An innovative noise reduction system that uses active force cancellation sparks considerable interest among the world’s major automobile manufacturers.
In the past, attempts to reduce the effects of noise and vibration in vehicles have been based on passive technology and the use of elastomeric springs for isolation. However, Trelleborg’s anti-vibration experts have now developed an innovative noise reduction system that uses active force cancellation, sparking considerable interest among the world’s major automobile manufacturers.
The active force cancellation system uses special actuators located near mount attachment points to generate waves at the same frequency and amplitude as those created by noise and vibrations. When transmitted completely out of phase, the waves cancel each other out.

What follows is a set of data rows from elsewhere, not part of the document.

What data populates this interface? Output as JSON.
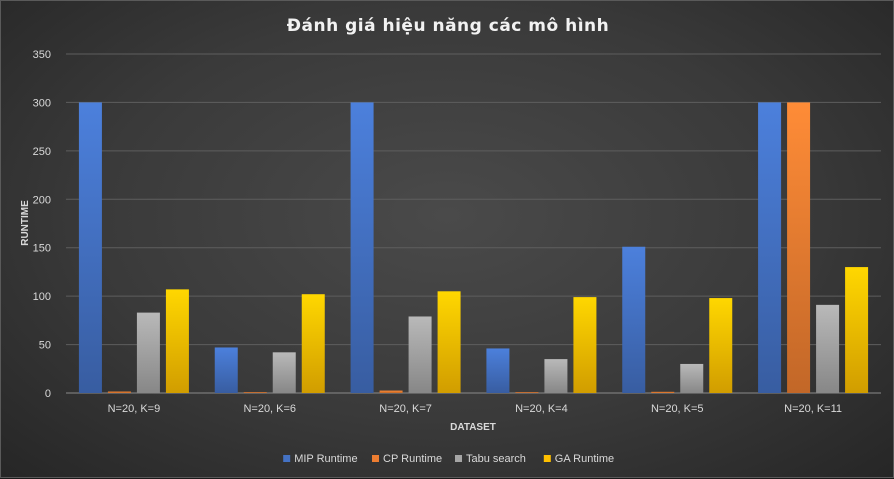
{
  "chart_data": {
    "type": "bar",
    "title": "Đánh giá hiệu năng các mô hình",
    "xlabel": "DATASET",
    "ylabel": "RUNTIME",
    "ylim": [
      0,
      350
    ],
    "yticks": [
      0,
      50,
      100,
      150,
      200,
      250,
      300,
      350
    ],
    "grid": true,
    "legend_position": "bottom",
    "categories": [
      "N=20, K=9",
      "N=20, K=6",
      "N=20, K=7",
      "N=20, K=4",
      "N=20, K=5",
      "N=20, K=11"
    ],
    "series": [
      {
        "name": "MIP Runtime",
        "color": "#4472c4",
        "values": [
          300,
          47,
          300,
          46,
          151,
          300
        ]
      },
      {
        "name": "CP Runtime",
        "color": "#ed7d31",
        "values": [
          1.5,
          0.5,
          2.5,
          0.3,
          1.2,
          300
        ]
      },
      {
        "name": "Tabu search",
        "color": "#a5a5a5",
        "values": [
          83,
          42,
          79,
          35,
          30,
          91
        ]
      },
      {
        "name": "GA Runtime",
        "color": "#ffc000",
        "values": [
          107,
          102,
          105,
          99,
          98,
          130
        ]
      }
    ]
  }
}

“It sounds simple, but we have been working on it for more than a decade,” says Manfred Hofmann, technical director at Trelleborg Automotive’s
Now Trelleborg is talking to automotive manufacturers and offering the active force cancellation system as an alternative to the current use of balance shafts for noise reduction.
“Use of balance shafts is quite expensive technology and it mainly works for higher RPMs, so we’re suggesting manufacturers opt for an active system instead, which offers wider performance,” says Hofmann.
The system is also perfectly suited to new and more environmentally friendly engine configurations, says Hofmann. “Manufacturers are looking to reduce emissions by introducing new engine configurations that switch off certain cylinders when the engine is not operating at maximum power. Although this contributes to fuel economy, it creates more vibration and noise that our technology can reduce.”
Trelleborg is also looking to target specific vehicles with particular noise reduction requirements.
“Some vehicles, such as three-cylinder diesels, have greater need for such technology,” says Hofmann. “Rather than being fitted as standard, active force cancellation systems could be ideal for those cars whose engines create more vibration than others.”
Another potential use for the technology was highlighted by recent inquiries from one major manufacturer who is currently examining a project to create the perfect engine sound to suit the car model.
“Rather than canceling it out, they want to tune the sound to create a desirable sound quality with specific harmonics,” says Hofmann.
For the cars of the future, there is still a role for active force cancellation to play, contends Hofmann. “With the industry looking to fuel-cell technology in the future, engines will make a lot less noise once the internal combustion is removed. However, there could still be problems with wind or other disturbing noises, which would be an ideal application for us to create a better driving experience.”
Harmonic waves are key
Active force cancellation uses actuators to generate waves of the same frequency and amplitude as the disturbance force that are 180 degrees out of phase with the original. The actuators are driven in a closed feed forward control loop, which means that multiple order harmonic waves are cancelled even when engine speeds change very quickly.